Shen Wei’s gaze settled on the black mouth of the kiln.
He thought of the outer court’s stares. The condescending pity. The times his hunger had been seen as a lesson, his pain as correction. He thought of the fire in the archive and the wall hidden behind books. He thought of the word useless, stamped into him at birth with the certainty of law.
“Because I was born broken,” he said. “And I want to know whether the world is built to preserve that fact—or whether it merely prefers it.”
Yan Lian stopped pacing.
Shen Wei kept his voice calm, almost detached, as if speaking about another man. “My roots were defective enough that every path the sect offered was closed to me. I was meant to accept it. To kneel. To become a lesson for others.” His fingers tightened around the cup. “I am tired of being a lesson.”
Something in Yan Lian’s expression softened, though she would have denied it if asked. “That was not the whole truth.”
“No.”
“But it was enough of it to matter.”
He looked at her then and saw, for the first time, that her curiosity was not merely greed. It was recognition. She too had the look of someone who had spent too long in a system that valued usefulness over blood.
Yan Lian returned the manual. “I will help you.”
Shen Wei did not immediately accept it. “Why?”
She raised a brow. “Because you are the first person in this sect who has ever handed me a manual written by an idiot and expected me to improve it instead of praise it.”
“That is not a reason.”
“It is to me.” She shrugged. “Besides, I dislike Elder Qiu, and if helping you annoys him, that is free entertainment.”
He nearly smiled. Nearly.
Instead he said, “There are risks.”
“There are always risks.”
“This one may draw attention.”
Yan Lian looked at him levelly. “Shen Wei, your existence already draws attention. At this point I am choosing which kind of disaster I prefer.”
For the first time since the fire, his chest eased by a fraction.
Yan Lian set the manual on the workbench and began gathering materials with brisk purpose. She opened a cabinet under the bench and removed several jars sealed in wax. Inside were powders and residues in shades of iron red, silver gray, ochre yellow. She set them in a line.
“If we are going to test a remnant-essence pill, we need a proper medium,” she said. “Orthodox qi stabilizes through circulation. Remnant essence is turbulent. It clings to death, to fracture, to what has been rejected. So we need a vessel with low adherence and high tolerance.”
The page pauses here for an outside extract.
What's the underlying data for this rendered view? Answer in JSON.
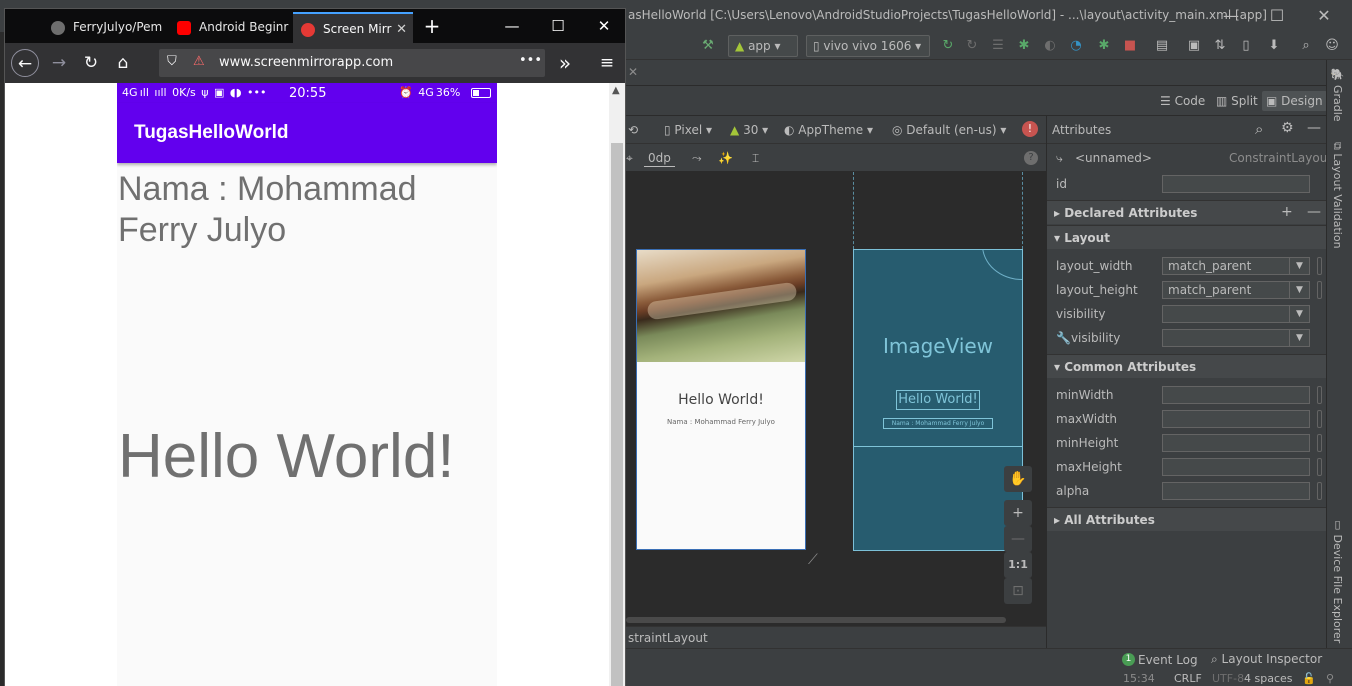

Shen Wei watched her move. “You speak like you have done this before.”
“Not this exact thing.” Her lips quirked. “But my teacher used to say pill refinement was merely convincing several ingredients to agree to the same lie. That principle applies everywhere.”
She selected a shallow black cauldron from the shelf, no bigger than a basin. Its interior was lined with faint scorch patterns, evidence that it had seen use long ago. “This kiln has a furnace core with broken spirit channels. Convenient. The fire will be uneven, which is usually a flaw—but in this case we may need pulses rather than steady heat.”
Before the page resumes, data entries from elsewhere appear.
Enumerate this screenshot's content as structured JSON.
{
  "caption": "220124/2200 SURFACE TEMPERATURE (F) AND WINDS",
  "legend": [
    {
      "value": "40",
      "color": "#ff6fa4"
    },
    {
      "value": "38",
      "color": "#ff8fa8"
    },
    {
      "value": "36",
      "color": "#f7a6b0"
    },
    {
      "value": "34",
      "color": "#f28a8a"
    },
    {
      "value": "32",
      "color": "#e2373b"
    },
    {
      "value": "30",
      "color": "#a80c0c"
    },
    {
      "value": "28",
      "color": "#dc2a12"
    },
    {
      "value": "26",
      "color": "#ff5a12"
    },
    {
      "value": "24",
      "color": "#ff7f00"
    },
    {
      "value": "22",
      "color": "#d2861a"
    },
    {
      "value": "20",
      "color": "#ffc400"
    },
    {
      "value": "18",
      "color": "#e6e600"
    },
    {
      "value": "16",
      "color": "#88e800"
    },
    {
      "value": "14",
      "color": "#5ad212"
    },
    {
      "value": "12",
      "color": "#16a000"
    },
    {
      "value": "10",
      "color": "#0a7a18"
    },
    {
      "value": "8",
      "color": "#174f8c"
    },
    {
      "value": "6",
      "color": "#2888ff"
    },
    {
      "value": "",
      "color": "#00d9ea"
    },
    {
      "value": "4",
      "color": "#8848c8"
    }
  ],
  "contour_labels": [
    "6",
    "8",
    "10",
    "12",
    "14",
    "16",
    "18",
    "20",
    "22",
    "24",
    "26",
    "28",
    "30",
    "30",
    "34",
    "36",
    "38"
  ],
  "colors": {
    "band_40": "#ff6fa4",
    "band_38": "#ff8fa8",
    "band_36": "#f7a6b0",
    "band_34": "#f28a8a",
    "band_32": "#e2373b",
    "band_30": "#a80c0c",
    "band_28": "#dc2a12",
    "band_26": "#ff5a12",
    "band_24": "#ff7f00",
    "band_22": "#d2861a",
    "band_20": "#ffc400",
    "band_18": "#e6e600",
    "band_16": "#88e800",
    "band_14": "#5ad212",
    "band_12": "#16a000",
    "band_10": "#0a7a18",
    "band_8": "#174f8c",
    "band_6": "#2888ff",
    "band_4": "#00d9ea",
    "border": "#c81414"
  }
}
Shen Wei frowned. “Pulses?”
“Your manual mentions remnant essence as sediment, yes?”
He nodded.
“Sediment settles only if the water is still. If we keep the heat shifting, the residue stays suspended long enough to be shaped.” She picked up the manual again and tapped a line with one lacquered nail. “Here. They wrote about using a ‘breathing furnace.’ Most likely some antique method of regulating heat in cycles. Old crafting traditions loved metaphors because they were less likely to be copied properly.”
“You can do that?”
Yan Lian glanced at him with open offense. “Do you think I became a pill master by kissing jars?”
“I try not to think about your private habits.”